I always look for ways to inject some spiritual elements into Advent, that season before Christmas that can be hectic and draining. This year I plan to delve into this book, Annunciation, a collection of poems and illustrations.
I am one of the sixteen poets included, but even if I wasn't, I would still want this book. I'm interested in how the writing and art respond to the purpose of the book:
"The annunciation story is a complicated foundational story in western culture. Patriarchies have used Mary as a model for ideal female acceptance, faith, and submission to authority, while at the same time millions of people have identified with her courage, suffering, and patience, and accorded her their personal devotion and deep respect.
I suspect that if we look closely, most of us may have been touched by her story in some way. I want to encourage you to look at the annunciation from a modern point of view, as contemporary poets of different cultural backgrounds. Your work can be religious or secular, traditional or decidedly not, written in a feminist light, a current-events light, a personal light. I'm not looking for any particular type of thrust or interpretation, but rather a broad range of responses to this story and this person we know as Mary. I want to encourage you to think deeply and fearlessly, and to write from your hearts."
My purple legal pad where I write poems shows me that I was playing with the Gabriel idea before I saw this post of Beth Adam's art that she posted in January. I had the idea during Advent, the mingling of the thought of John the Baptist as that homeless guy under the overpass, the idea of God coming where we least expect to find the Divine, and the godlessness of South Florida.
Then in January, Beth posted this picture:
When I saw her post on a day when I saw other images that spoke to me of Gabriel, I wrote a blog post about the poem I was trying to write. That blog post led to an electronic conversation with Beth, which has led to my poem being included in the book.

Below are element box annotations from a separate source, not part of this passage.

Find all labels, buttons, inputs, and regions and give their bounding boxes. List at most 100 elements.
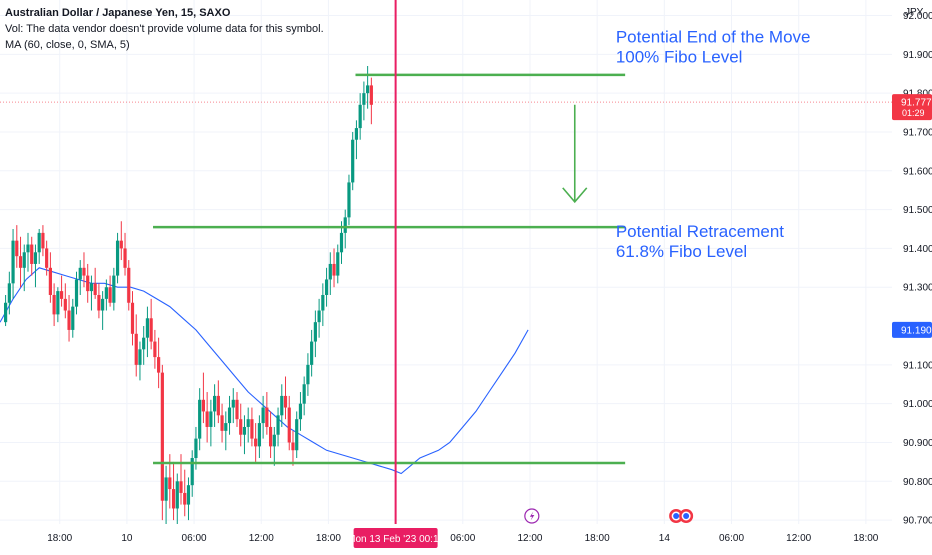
candle-body bbox=[272, 434, 276, 447]
candle-body bbox=[168, 477, 172, 490]
candle bbox=[164, 465, 168, 528]
candle bbox=[336, 244, 340, 284]
y-tick-label: 90.900 bbox=[903, 438, 932, 449]
candle bbox=[190, 450, 194, 497]
candle-body bbox=[205, 411, 209, 427]
candle-body bbox=[48, 267, 52, 295]
candle bbox=[313, 310, 317, 358]
chart-title: Australian Dollar / Japanese Yen, 15, SA… bbox=[5, 7, 231, 19]
flag-center bbox=[683, 513, 690, 519]
y-tick-label: 91.900 bbox=[903, 50, 932, 61]
ma-value-box bbox=[892, 321, 932, 338]
candle-body bbox=[45, 248, 49, 268]
candle-body bbox=[142, 337, 146, 350]
candle bbox=[201, 372, 206, 424]
candle-body bbox=[254, 438, 258, 447]
retracement-text: Potential Retracement 61.8% Fibo Level bbox=[616, 222, 784, 261]
candle-body bbox=[190, 458, 194, 486]
candle bbox=[179, 454, 183, 505]
candle bbox=[186, 477, 191, 521]
candle-body bbox=[295, 419, 299, 451]
candle-body bbox=[246, 419, 250, 427]
candle bbox=[257, 415, 261, 459]
candle-body bbox=[37, 232, 41, 253]
candle-body bbox=[89, 283, 94, 292]
retracement-text-line: Potential Retracement bbox=[616, 222, 784, 241]
candle bbox=[175, 473, 179, 524]
candle bbox=[89, 275, 94, 311]
x-tick-label: 06:00 bbox=[450, 533, 475, 544]
candle bbox=[145, 306, 150, 358]
candle bbox=[123, 232, 127, 276]
candle-body bbox=[3, 302, 8, 323]
candle-body bbox=[198, 399, 202, 439]
candle bbox=[254, 423, 258, 462]
candle-body bbox=[366, 85, 370, 94]
candle bbox=[86, 263, 90, 303]
x-tick-label: 06:00 bbox=[182, 533, 207, 544]
candle bbox=[138, 341, 142, 381]
retracement-text-line: 61.8% Fibo Level bbox=[616, 242, 747, 261]
candle-body bbox=[22, 252, 26, 268]
candle-body bbox=[164, 477, 168, 501]
x-tick-label: 12:00 bbox=[517, 533, 542, 544]
candle bbox=[56, 287, 60, 323]
candle-body bbox=[82, 267, 86, 276]
last-price-countdown: 01:29 bbox=[902, 108, 925, 118]
candle bbox=[67, 294, 71, 342]
candle-body bbox=[362, 93, 366, 105]
last-price-label: 91.777 bbox=[901, 98, 932, 109]
candle-body bbox=[261, 407, 265, 424]
candle-body bbox=[71, 306, 75, 330]
candle-body bbox=[183, 492, 187, 505]
end-of-move-text-line: 100% Fibo Level bbox=[616, 48, 743, 67]
candle-body bbox=[224, 423, 228, 431]
candle bbox=[265, 392, 269, 435]
candle bbox=[63, 283, 67, 319]
time-axis bbox=[0, 524, 932, 550]
x-tick-label: 18:00 bbox=[316, 533, 341, 544]
candle bbox=[280, 384, 284, 427]
candle-body bbox=[145, 318, 150, 338]
candle bbox=[74, 271, 79, 315]
candle bbox=[130, 291, 135, 346]
candle-body bbox=[160, 372, 164, 501]
candle-body bbox=[7, 283, 11, 303]
x-tick-label: 18:00 bbox=[47, 533, 72, 544]
candle-body bbox=[134, 333, 138, 365]
candle bbox=[18, 236, 23, 288]
arrow-head bbox=[562, 187, 588, 204]
candle bbox=[235, 392, 239, 427]
candle-body bbox=[358, 104, 362, 129]
candle-body bbox=[33, 252, 38, 264]
candle bbox=[104, 279, 108, 311]
candle-body bbox=[257, 423, 261, 447]
down-arrow-icon bbox=[562, 104, 588, 204]
candle bbox=[310, 329, 314, 377]
candle bbox=[15, 225, 19, 268]
candle-body bbox=[220, 415, 224, 431]
candle bbox=[22, 244, 26, 292]
candle bbox=[82, 252, 86, 288]
candle-body bbox=[93, 283, 97, 295]
candle bbox=[93, 267, 97, 299]
candle-body bbox=[149, 318, 153, 342]
candle-body bbox=[108, 287, 112, 303]
candle bbox=[328, 252, 332, 295]
candle bbox=[183, 469, 187, 517]
candle bbox=[347, 174, 351, 226]
candle-body bbox=[306, 364, 310, 385]
candle-body bbox=[302, 384, 306, 404]
candle bbox=[246, 407, 250, 443]
candle bbox=[37, 229, 41, 264]
candle bbox=[276, 407, 280, 447]
volume-info-line: Vol: The data vendor doesn't provide vol… bbox=[5, 23, 324, 35]
candle-body bbox=[157, 357, 161, 373]
candle-body bbox=[298, 403, 303, 420]
candle bbox=[213, 384, 217, 427]
candle-body bbox=[59, 291, 64, 299]
y-tick-label: 91.000 bbox=[903, 399, 932, 410]
candle-body bbox=[276, 415, 280, 435]
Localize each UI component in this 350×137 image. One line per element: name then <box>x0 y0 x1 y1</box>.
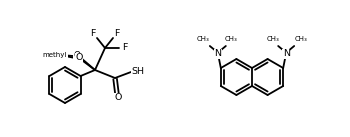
Text: methyl: methyl <box>43 52 67 58</box>
Text: CH₃: CH₃ <box>295 36 308 42</box>
Text: CH₃: CH₃ <box>224 36 237 42</box>
Text: F: F <box>114 28 120 38</box>
Text: CH₃: CH₃ <box>267 36 280 42</box>
Text: F: F <box>90 28 96 38</box>
Text: N: N <box>283 49 290 58</box>
Text: O: O <box>74 52 80 61</box>
Text: SH: SH <box>132 66 145 75</box>
Text: F: F <box>122 44 128 52</box>
Text: CH₃: CH₃ <box>196 36 209 42</box>
Text: N: N <box>214 49 221 58</box>
Text: O: O <box>75 54 83 62</box>
Text: O: O <box>114 93 122 102</box>
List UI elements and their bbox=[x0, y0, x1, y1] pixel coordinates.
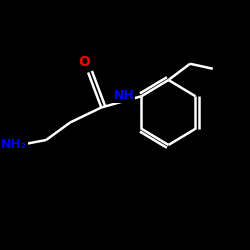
Text: O: O bbox=[78, 56, 90, 70]
Text: NH: NH bbox=[114, 89, 134, 102]
Text: NH₂: NH₂ bbox=[1, 138, 27, 151]
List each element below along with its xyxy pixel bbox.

The book is reasonably priced, especially for a book that includes art. And if you order now, you can get a discount. Even better, 10% of the proceeds from this book will be donated directly to refugee relief for women.
I'd be interested in this book, even if I wasn't part of a religious tradition that hears her story every December. It's hard to escape the story, although perhaps it's easier in more secular parts of the country than the southeastern states of the U.S. where I grew up. I'm interested to see what other poets do with that story. And I know that I love the art of Beth Adams.
The book also includes some background and some notes on the process of creating the poetry. I've always been fascinated by artists/writers/creators and the way that creations come to incarnation.
I also like that purchases of this book support old-fashioned book publishing, a small press that has done much to support poetry. The book is 72 pages, which is a larger book than I was expecting, but not so large as to be a daunting reading for Advent.
In an early e-mail to participants, Beth Adams wrote: "Religion is never simple, how it affects our own identities is never simple, and neither is the role of women within society, no matter how far we think we've come. I think this story has been a foundational one for western societies, and worth a closer look in our own time."
This book provides a perfect starting point.
If you still have holiday shopping to do, let me suggest this book. It could be perfect for so many on your list: the spiritual, the seeker, the artists/writers/creators, those who yearn for social justice. The purchase of this book supports a local economy, in terms of supporting a specific small publisher, while also alleviating global suffering, with its support of female refugees. You can get a discount if you buy more than 10 copies--and you don't have to battle the crowds at the malls or the onground stores where you shop. What could be better than that?